A agressividade vai desaparecendo, os músculos faciais relaxando, a voz volta ao timbre do tédio. Os resquícios de Marjorie finalmente desaparecem e esta nova mudança é de tontear. Bolt, a garota do parque, nem ao menos olha para mim. Apenas balança as pernas com mais vigor, fazendo o segundo chinelo voar. O vento tira do lugar seus cabelos já bagunçados desde o começo. De súbito, viramos as cabeças na direção da porta fechada, assustados com o ruído estridente de correntes e de ferro rangendo como os dentes da boca de uma esfinge.

_ Podemos voltar. _ Ela diz.

A porta que antes era um espaço vazio, abre-se. Eu levanto, estendo a mão para ela com cautela, como se estivesse tentando acariciar a pata de uma fera anestesiada. Minha respiração encurta e o que já foi uma brisa gelada tornou-se clima abafado de estufa. O coração tenta arrombar o portão do peito de tão forte que pulsa. O lugar inteiro parece se estreitar sobre nós. As estrelas começam a sacudir; enfeites de árvores de natal ameaçando cair com uma ventania rasteira. O céu logo irá nos engolir pela sua recém-nascida bocarra. Olho, estupefato, para a mão que agarra a minha que transpira. Não esperava que ela aceitasse minha ajuda assim, tão rápido, sem ao menos um ensaio de convencimento de minha parte. No parque precisei procurar tantas palavras de inspiração. Não hesito; dou um puxão em seu braço na direção da porta aberta e ponho nós dois a correr. A distância torna-se muito maior do que a percorrida no início deste ato teatral dos horrores. Mórbida curiosidade me faz olhar para baixo apenas em caso de o chão ter sido tirado de nossos pés e termos que viver o destino de muitos vilões de desenho animado. Qual não foi minha surpresa (nenhuma, absolutamente nenhuma), ao descobrir que o tabuleiro de xadrez manchou. Preto e branco, previamente tão bem delineados, encontram-se como dois rios, misturando-se na mais enfadonha aquarela, formando uma placa marmorizada até que vistosa em todo o seu caos. Para meu horror, um tremor sacode todo o prédio e o chão ganha uma fenda. Ela, admiravelmente, não soltou minha mão, saltando comigo por cima das rachaduras que começam a ferir a superfície do terraço do prédio. Um novo relance de minha parte, não para baixo, mas na direção dela. Seu rosto pálido acha-se tão impassível quanto da primeira vez, o que me enfurece. Tento me concentrar no atrito da mãozinha frágil contra a minha, a fim de ancorar minhas esperanças ali. A porta assemelha-se a uma miragem no deserto. Está bem ali, à nossa frente, exceto que nunca a alcançamos. 
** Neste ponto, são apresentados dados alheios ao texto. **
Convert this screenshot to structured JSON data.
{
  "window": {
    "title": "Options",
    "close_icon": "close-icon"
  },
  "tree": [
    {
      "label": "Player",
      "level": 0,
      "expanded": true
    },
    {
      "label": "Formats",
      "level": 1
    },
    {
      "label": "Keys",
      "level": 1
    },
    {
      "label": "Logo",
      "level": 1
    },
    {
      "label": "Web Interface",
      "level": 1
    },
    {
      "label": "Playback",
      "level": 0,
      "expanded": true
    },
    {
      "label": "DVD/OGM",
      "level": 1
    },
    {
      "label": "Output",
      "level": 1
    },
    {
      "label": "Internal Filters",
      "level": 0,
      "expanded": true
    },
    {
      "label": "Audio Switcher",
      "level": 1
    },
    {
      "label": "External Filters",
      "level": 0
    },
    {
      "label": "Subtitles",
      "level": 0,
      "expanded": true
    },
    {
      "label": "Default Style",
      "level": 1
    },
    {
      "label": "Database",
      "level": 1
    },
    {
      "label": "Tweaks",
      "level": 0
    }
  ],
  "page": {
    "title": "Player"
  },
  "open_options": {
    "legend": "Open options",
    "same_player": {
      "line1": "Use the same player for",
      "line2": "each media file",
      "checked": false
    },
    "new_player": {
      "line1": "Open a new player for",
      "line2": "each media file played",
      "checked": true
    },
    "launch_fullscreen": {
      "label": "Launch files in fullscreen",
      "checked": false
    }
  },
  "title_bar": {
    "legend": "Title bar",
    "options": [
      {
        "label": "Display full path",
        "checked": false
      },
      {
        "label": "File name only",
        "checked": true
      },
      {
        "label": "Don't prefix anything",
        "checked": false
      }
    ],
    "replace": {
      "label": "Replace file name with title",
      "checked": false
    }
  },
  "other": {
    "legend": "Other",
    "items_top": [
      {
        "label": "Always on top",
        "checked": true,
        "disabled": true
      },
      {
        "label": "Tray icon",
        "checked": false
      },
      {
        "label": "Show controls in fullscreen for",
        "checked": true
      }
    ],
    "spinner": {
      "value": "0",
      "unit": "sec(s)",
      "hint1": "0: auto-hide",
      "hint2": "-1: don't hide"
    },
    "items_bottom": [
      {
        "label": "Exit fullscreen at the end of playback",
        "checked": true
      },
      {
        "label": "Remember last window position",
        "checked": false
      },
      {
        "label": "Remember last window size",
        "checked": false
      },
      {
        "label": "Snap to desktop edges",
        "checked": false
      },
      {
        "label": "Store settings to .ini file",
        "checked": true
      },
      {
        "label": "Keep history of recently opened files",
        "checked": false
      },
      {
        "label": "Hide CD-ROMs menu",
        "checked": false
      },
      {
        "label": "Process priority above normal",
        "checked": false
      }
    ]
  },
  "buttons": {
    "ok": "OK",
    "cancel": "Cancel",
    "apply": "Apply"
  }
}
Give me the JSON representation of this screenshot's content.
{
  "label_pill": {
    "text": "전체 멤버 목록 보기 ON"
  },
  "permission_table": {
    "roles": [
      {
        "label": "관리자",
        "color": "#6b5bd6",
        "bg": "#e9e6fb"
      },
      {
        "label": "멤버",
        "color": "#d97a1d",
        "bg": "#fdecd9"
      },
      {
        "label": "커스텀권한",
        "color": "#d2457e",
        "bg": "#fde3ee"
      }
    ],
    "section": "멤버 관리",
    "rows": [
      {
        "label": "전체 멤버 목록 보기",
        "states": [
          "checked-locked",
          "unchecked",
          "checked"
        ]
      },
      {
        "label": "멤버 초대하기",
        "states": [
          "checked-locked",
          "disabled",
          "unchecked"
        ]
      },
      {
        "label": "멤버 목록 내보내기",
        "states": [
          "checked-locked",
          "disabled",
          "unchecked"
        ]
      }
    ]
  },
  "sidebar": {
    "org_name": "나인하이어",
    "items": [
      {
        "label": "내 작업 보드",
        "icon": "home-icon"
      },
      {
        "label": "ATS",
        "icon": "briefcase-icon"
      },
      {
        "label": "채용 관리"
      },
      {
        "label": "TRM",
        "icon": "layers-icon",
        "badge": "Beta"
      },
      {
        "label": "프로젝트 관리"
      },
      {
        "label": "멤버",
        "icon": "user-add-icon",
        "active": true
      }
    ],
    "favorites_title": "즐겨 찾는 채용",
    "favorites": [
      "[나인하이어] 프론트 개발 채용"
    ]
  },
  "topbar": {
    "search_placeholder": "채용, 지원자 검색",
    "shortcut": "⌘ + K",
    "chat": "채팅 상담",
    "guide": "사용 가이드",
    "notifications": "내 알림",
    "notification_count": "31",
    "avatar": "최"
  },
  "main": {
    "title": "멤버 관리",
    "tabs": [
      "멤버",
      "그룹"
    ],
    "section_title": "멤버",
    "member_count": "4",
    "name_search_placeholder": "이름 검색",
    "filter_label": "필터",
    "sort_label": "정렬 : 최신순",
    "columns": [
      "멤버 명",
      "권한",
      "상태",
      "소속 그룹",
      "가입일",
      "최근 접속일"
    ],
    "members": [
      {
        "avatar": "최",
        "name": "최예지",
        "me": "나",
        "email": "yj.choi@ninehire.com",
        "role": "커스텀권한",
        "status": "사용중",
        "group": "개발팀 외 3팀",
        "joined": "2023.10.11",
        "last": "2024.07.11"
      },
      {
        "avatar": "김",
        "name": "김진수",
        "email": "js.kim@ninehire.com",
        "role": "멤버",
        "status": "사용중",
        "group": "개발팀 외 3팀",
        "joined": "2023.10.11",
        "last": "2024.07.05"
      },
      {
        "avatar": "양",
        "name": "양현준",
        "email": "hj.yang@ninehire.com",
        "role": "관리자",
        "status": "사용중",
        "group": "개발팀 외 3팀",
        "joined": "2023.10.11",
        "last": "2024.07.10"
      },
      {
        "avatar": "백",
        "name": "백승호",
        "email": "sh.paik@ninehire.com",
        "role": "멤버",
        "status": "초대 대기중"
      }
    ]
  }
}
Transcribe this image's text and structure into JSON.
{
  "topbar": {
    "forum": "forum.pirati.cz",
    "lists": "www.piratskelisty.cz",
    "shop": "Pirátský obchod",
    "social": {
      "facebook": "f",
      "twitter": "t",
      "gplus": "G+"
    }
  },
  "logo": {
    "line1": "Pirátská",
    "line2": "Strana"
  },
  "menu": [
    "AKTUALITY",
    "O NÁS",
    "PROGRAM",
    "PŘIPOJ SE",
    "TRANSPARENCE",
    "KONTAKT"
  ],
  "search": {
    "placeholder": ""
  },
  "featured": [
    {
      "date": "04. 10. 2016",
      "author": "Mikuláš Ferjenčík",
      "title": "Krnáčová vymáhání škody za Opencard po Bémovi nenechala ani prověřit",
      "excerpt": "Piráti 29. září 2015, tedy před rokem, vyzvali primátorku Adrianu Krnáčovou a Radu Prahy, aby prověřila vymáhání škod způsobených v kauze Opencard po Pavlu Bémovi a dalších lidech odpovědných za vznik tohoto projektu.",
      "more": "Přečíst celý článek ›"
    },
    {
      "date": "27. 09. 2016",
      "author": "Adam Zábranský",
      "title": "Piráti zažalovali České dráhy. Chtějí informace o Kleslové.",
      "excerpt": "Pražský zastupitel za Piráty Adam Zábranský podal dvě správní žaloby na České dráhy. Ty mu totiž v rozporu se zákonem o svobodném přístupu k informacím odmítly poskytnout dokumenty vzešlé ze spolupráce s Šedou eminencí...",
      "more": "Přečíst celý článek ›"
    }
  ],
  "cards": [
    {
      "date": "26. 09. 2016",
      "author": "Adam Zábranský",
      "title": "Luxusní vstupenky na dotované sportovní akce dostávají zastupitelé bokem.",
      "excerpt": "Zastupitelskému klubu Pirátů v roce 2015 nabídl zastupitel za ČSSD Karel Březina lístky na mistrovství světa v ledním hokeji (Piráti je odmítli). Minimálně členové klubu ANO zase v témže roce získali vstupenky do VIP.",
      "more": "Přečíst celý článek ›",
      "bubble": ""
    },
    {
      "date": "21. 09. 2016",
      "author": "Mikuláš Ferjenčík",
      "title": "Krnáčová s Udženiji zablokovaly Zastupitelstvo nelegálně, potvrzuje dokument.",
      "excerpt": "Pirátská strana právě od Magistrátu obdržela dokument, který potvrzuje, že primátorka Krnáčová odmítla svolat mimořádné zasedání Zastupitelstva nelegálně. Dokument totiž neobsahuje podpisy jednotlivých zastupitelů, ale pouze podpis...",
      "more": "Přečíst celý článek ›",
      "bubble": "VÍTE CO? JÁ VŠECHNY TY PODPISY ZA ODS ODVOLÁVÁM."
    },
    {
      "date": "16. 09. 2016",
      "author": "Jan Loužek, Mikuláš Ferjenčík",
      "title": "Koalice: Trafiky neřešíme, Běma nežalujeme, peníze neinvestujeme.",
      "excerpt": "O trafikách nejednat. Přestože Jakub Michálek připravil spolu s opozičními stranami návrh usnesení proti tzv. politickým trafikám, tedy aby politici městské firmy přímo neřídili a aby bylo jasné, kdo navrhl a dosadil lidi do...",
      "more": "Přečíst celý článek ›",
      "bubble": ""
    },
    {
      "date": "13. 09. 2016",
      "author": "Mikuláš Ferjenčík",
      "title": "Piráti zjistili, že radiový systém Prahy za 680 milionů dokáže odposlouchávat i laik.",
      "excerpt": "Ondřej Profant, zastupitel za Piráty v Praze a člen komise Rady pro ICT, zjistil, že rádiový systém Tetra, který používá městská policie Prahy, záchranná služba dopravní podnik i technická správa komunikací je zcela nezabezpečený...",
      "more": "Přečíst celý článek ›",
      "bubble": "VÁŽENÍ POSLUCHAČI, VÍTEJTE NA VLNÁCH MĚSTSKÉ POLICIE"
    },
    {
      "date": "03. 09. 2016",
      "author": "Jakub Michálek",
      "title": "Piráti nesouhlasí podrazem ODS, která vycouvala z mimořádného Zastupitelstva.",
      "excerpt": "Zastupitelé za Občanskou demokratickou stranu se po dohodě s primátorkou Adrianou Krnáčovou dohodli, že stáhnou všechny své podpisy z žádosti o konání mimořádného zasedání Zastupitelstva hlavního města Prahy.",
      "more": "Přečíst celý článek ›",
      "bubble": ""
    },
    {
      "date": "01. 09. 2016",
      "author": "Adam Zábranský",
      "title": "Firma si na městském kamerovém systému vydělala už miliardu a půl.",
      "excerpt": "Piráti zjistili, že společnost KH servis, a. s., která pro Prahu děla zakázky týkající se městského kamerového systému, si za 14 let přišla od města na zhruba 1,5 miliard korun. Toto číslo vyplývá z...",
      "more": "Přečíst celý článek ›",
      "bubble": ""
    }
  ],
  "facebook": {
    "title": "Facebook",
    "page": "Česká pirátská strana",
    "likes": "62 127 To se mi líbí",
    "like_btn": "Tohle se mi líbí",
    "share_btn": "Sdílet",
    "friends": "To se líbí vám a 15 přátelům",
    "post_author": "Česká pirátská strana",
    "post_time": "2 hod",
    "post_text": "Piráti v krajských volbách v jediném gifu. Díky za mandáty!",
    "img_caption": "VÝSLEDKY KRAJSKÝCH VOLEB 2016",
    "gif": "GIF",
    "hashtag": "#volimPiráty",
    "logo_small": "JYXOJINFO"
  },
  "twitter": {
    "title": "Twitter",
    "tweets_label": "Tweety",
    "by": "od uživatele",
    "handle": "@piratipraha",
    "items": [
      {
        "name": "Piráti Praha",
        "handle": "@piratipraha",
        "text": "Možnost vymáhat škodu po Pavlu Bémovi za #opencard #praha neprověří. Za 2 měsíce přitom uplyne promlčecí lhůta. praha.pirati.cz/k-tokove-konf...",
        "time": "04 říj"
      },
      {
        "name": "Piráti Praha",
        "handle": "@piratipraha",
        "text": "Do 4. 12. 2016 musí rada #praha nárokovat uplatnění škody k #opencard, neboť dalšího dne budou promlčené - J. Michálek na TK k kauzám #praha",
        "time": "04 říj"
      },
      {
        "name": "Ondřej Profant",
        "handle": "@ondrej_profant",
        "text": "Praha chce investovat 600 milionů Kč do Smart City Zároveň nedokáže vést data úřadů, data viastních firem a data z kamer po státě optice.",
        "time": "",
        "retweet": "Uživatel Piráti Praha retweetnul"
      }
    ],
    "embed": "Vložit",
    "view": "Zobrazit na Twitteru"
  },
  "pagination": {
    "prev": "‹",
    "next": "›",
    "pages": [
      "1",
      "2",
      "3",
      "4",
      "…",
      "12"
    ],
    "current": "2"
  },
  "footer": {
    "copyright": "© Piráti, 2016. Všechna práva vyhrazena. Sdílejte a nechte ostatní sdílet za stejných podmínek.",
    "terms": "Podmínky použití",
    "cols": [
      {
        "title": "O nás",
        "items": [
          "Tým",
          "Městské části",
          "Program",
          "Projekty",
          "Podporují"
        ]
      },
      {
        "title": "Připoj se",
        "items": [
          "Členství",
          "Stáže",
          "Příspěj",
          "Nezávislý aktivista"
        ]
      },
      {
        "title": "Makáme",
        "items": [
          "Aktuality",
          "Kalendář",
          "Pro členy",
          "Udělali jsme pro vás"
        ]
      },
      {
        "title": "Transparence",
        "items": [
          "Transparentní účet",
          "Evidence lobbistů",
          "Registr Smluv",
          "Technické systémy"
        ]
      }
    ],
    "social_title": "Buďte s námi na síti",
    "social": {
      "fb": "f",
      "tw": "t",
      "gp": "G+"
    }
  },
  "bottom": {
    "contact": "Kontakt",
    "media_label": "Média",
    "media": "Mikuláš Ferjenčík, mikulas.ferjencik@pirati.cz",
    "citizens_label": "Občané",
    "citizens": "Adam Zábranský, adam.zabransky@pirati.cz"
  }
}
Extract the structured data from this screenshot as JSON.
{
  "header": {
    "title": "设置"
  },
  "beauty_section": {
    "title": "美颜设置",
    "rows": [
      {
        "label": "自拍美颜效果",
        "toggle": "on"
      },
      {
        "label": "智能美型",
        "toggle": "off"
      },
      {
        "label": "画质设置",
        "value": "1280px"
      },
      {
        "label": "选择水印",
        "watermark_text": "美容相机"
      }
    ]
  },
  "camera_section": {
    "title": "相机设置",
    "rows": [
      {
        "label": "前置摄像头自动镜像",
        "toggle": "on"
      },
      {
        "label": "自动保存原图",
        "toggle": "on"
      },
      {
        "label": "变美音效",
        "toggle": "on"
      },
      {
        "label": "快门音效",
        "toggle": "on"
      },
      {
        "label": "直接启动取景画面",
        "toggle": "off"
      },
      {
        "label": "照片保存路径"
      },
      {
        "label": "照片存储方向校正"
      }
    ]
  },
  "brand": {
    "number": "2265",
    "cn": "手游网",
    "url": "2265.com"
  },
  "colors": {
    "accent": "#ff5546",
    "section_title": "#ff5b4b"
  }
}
_ Estamos chegando lá! _ Tento encorajá-la.

Um novo sismo causa uma fissura justo entre meu pé esquerdo e o direito dela. Nossos corpos oscilam, mas conseguem se manter razoavelmente firmes. Uma pequena vitória. Ela pula comigo, em espírito de aventura, porém sem exaltar-se ou sequer mudar o padrão respiratório. Eu, aquele que costuma correr, estou exausto. Por alguma razão que desconheço, as pernas latejavam mais fervorosamente do que naquele domingo de chuva atravessando a cidade. Os pés, estranhamente, não doem, e eu não posso me dar ao luxo de procurar um motivo ou de ser grato. 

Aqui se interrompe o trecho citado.